The UFC Is Killing the Lightweight Division

Jesse MotiffSenior Analyst IJanuary 25, 2010

LOS ANGELES, CA - APRIL 07:  UFC Fighter BJ Penn arrives at the 1st Annual Epiphone Revolver Golden Gods Awards at the Club Nokia on April 7, 2009 in Los Angeles, California.  (Photo by Michael Buckner/Getty Images)
Michael Buckner/Getty Images

BJ Penn is unquestionably the top lightweight fighter in the UFC. He has dominated his fellow 155-pound fighters as easily as any champion currently fighting in the world today.

Every time Dana White and company throw a new contender his way, he methodically stalks his opponent and decimates them with succinct striking and world-class jiu-jitsu.

In his last four fights in the division, he has choked out Joe Stevenson and Kenny Florian while stopping fights with Sean Sherk and Diego Sanchez due to striking.

Penn will face Frankie Edgar at UFC 112 in April. Edgar and Gray Maynard were picked by the UFC as the newest threats to win the Lightweight title. No fan with any significant knowledge of the sport gives either man any shot against The Prodigy.

White and company refuse to give a fighter like Florian a second chance so soon, saying he's had his chance and he needs to reestablish himself as a top contender.

Even highly thought of newcomer to the UFC, Takanori Gomi, must first prove himself against a top contender before getting a shot at the champion. Many believe that Gomi could have defeated Penn a few years ago, but he may now be past his prime and unable to beat Penn.

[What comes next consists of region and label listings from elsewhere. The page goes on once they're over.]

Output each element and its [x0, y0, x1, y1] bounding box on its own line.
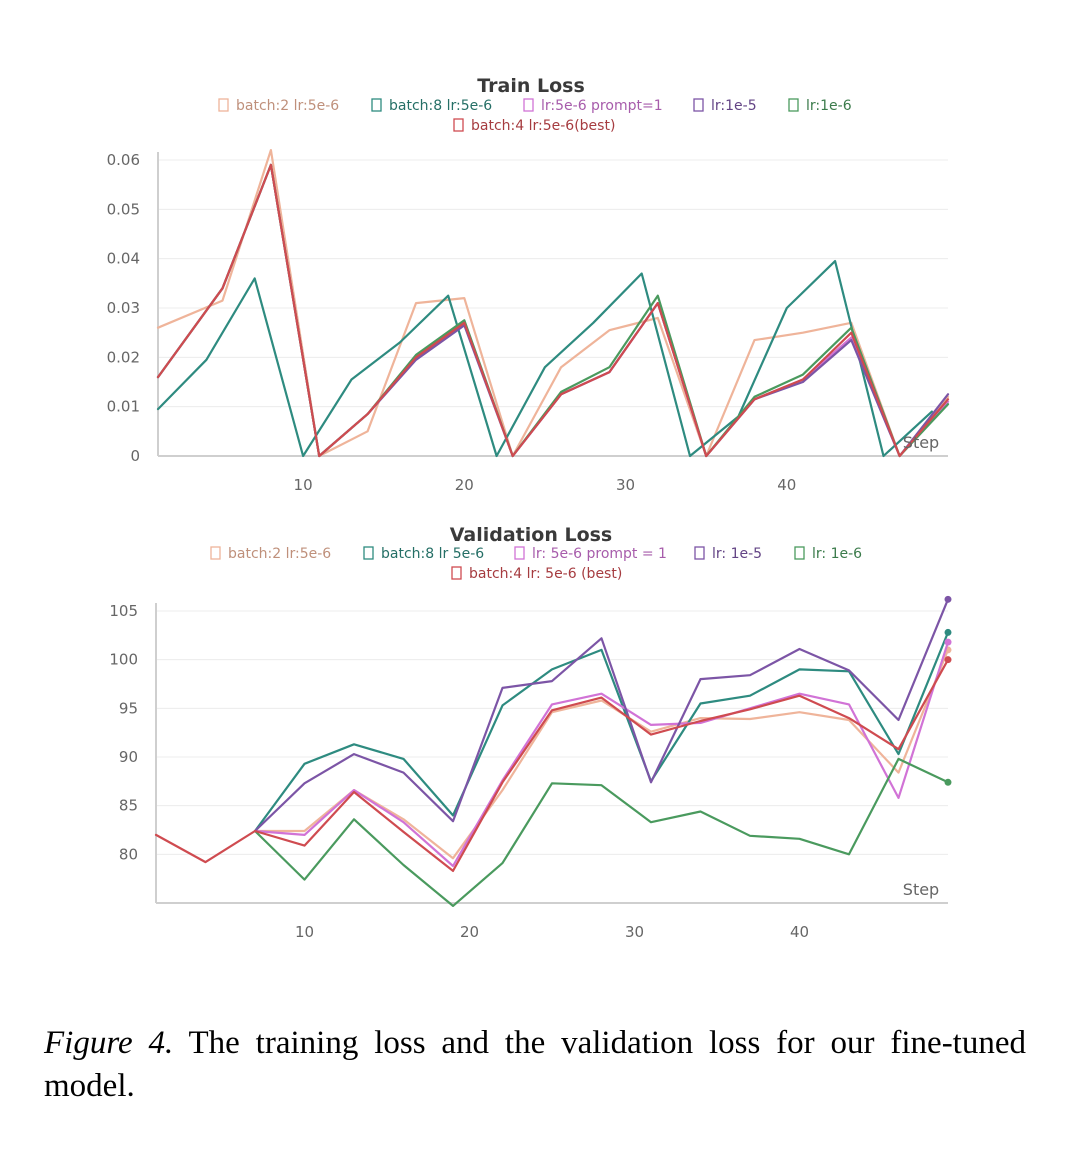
legend-swatch	[218, 98, 229, 112]
series-line	[156, 163, 950, 458]
chart-title: Train Loss	[477, 75, 585, 97]
x-tick-label: 30	[625, 923, 644, 941]
train-loss-chart: Train Loss batch:2 lr:5e-6 batch:8 lr:5e-…	[0, 0, 1067, 505]
legend: batch:2 lr:5e-6 batch:8 lr:5e-6 lr:5e-6 pr…	[218, 98, 852, 134]
legend-label: lr:1e-5	[711, 98, 757, 114]
x-axis-label: Step	[903, 433, 939, 452]
validation-loss-chart: Validation Loss batch:2 lr:5e-6 batch:8 l…	[0, 505, 1067, 965]
legend-item[interactable]: batch:4 lr: 5e-6 (best)	[451, 566, 622, 582]
y-tick-label: 0.03	[107, 299, 140, 317]
y-tick-label: 95	[119, 699, 138, 717]
y-tick-label: 105	[109, 602, 138, 620]
legend-label: batch:4 lr:5e-6(best)	[471, 118, 615, 134]
y-tick-label: 0.05	[107, 200, 140, 218]
legend-swatch	[788, 98, 799, 112]
series-line	[253, 631, 950, 833]
legend-swatch	[693, 98, 704, 112]
y-tick-label: 0.04	[107, 250, 140, 268]
series-line	[156, 163, 950, 458]
series-line	[154, 658, 950, 872]
series-end-point	[944, 778, 952, 786]
legend-item[interactable]: batch:2 lr:5e-6	[218, 98, 339, 114]
legend-item[interactable]: lr: 5e-6 prompt = 1	[514, 546, 667, 562]
caption-text: The training loss and the validation los…	[44, 1025, 1026, 1104]
series-line	[253, 648, 950, 860]
legend-swatch	[514, 546, 525, 560]
axes: 80 85 90 95 100 105 10 20 30 40	[109, 602, 948, 941]
legend-swatch	[210, 546, 221, 560]
gridlines	[156, 610, 948, 855]
legend-label: lr: 1e-6	[812, 546, 862, 562]
x-tick-label: 10	[294, 476, 313, 494]
train-loss-plot: Train Loss batch:2 lr:5e-6 batch:8 lr:5e-…	[107, 75, 950, 494]
legend-item[interactable]: batch:4 lr:5e-6(best)	[453, 118, 615, 134]
series-line	[156, 260, 934, 458]
legend-label: batch:8 lr:5e-6	[389, 98, 492, 114]
x-tick-label: 40	[777, 476, 796, 494]
legend-swatch	[363, 546, 374, 560]
y-tick-label: 85	[119, 797, 138, 815]
legend-item[interactable]: lr: 1e-6	[794, 546, 862, 562]
x-tick-label: 20	[460, 923, 479, 941]
y-tick-label: 0.02	[107, 348, 140, 366]
x-tick-label: 20	[455, 476, 474, 494]
legend-item[interactable]: lr:5e-6 prompt=1	[523, 98, 663, 114]
legend-label: batch:2 lr:5e-6	[236, 98, 339, 114]
y-tick-label: 80	[119, 845, 138, 863]
legend-item[interactable]: lr:1e-6	[788, 98, 852, 114]
x-tick-label: 10	[295, 923, 314, 941]
legend-swatch	[794, 546, 805, 560]
series-line	[253, 641, 950, 868]
legend-label: batch:8 lr 5e-6	[381, 546, 484, 562]
series-end-point	[944, 638, 952, 646]
figure-label: Figure 4.	[44, 1025, 174, 1061]
legend-item[interactable]: lr:1e-5	[693, 98, 757, 114]
legend-swatch	[694, 546, 705, 560]
series-line	[253, 598, 950, 833]
legend-label: lr:1e-6	[806, 98, 852, 114]
series-line	[253, 757, 950, 907]
legend-item[interactable]: lr: 1e-5	[694, 546, 762, 562]
legend-swatch	[523, 98, 534, 112]
series-end-point	[944, 595, 952, 603]
legend-item[interactable]: batch:8 lr:5e-6	[371, 98, 492, 114]
series-end-point	[944, 628, 952, 636]
chart-title: Validation Loss	[450, 524, 613, 546]
legend-item[interactable]: batch:2 lr:5e-6	[210, 546, 331, 562]
y-tick-label: 0	[130, 447, 140, 465]
legend-label: lr:5e-6 prompt=1	[541, 98, 663, 114]
series-lines	[154, 595, 952, 907]
y-tick-label: 90	[119, 748, 138, 766]
legend-label: batch:2 lr:5e-6	[228, 546, 331, 562]
legend-label: batch:4 lr: 5e-6 (best)	[469, 566, 622, 582]
legend-swatch	[453, 118, 464, 132]
y-tick-label: 100	[109, 651, 138, 669]
legend: batch:2 lr:5e-6 batch:8 lr 5e-6 lr: 5e-6 p…	[210, 546, 862, 582]
series-lines	[156, 149, 950, 458]
series-end-point	[944, 656, 952, 664]
x-tick-label: 40	[790, 923, 809, 941]
series-line	[156, 163, 950, 458]
axes: 0 0.01 0.02 0.03 0.04 0.05 0.06 10 20 30 40	[107, 151, 948, 494]
series-line	[156, 163, 950, 458]
figure-caption: Figure 4. The training loss and the vali…	[44, 1022, 1026, 1108]
x-tick-label: 30	[616, 476, 635, 494]
validation-loss-plot: Validation Loss batch:2 lr:5e-6 batch:8 l…	[109, 524, 952, 941]
y-tick-label: 0.01	[107, 398, 140, 416]
legend-swatch	[371, 98, 382, 112]
legend-label: lr: 1e-5	[712, 546, 762, 562]
y-tick-label: 0.06	[107, 151, 140, 169]
legend-item[interactable]: batch:8 lr 5e-6	[363, 546, 484, 562]
legend-swatch	[451, 566, 462, 580]
legend-label: lr: 5e-6 prompt = 1	[532, 546, 667, 562]
x-axis-label: Step	[903, 880, 939, 899]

Even if he is past his prime, Gomi will at least be a new face to the division and the fight could be built up and become quite profitable for the UFC.

The problem comes after the fight, and if Penn is victorious once again. He'll have then beaten every conceivable contender and it would seem unlikely for any rematch to give him much of a challenge.

The UFC needs to capitalize on having a champion like Penn. Having him face subpar competition like Frankie Edgar or Gray Maynard does nothing to build up his legacy. To become an all-time great like he wants, the UFC needs to consider shaking things up for the champion.

One option would be to consolidate the lightweight division of the WEC.

Champion Benson Henderson, along with top contenders Jamie Varner and Donald Cerrone, would at the very least add extra depth to the division. The three have had some exciting matches between them, and potential matches with Penn would all be intriguing. Penn would be the unquestioned favorite in each match, but none of them would fare any worse than Edgar or Maynard.

The WEC could then add a 125-pound division and even start up a women's division to go along with their current 135 and 145-pound weight classes. Those two weight classes are already the anchor of the promotion anyway, so their major stars (Urijah Faber and Miguel Angel Torres) would still be in the company.

Another option for Penn would be to vacate the Lightweight title and move up to the Welterweight division.

Penn could leave the division tomorrow and still be considered one of the best ever at 155 pounds. If any fighter ever stepped up their game enough where Penn thought they were a legitimate threat, he could easily drop back down for the challenge.

There are several fights at 170-pounds that would be quite interesting for the Hawaiian Kid. The obvious one would be a third fight with Georges St. Pierre. The two will likely meet one more time somewhere in the future, but not anytime in the next year or so.

Fights with Jon Fitch, Thiago Alves, and Josh Koscheck would all be huge draws for the UFC, and each could pose a challenge for Penn.

There is a chance GSP could leave the Welterweight division and move up a weight class himself. If that were to happen, Penn could very easily sit atop to different weight classes and cement his place in history that he so deeply desires.

To achieve greatness, one must also face greatness. BJ Penn is in danger of no longer being great, but it isn't his fault. He needs to face great competition and not just every fighter Dana White can pull from a relatively weak division. Penn needs to refocus his priorities so that, in the future, the choices he makes now don't tarnish a Hall of Fame legacy.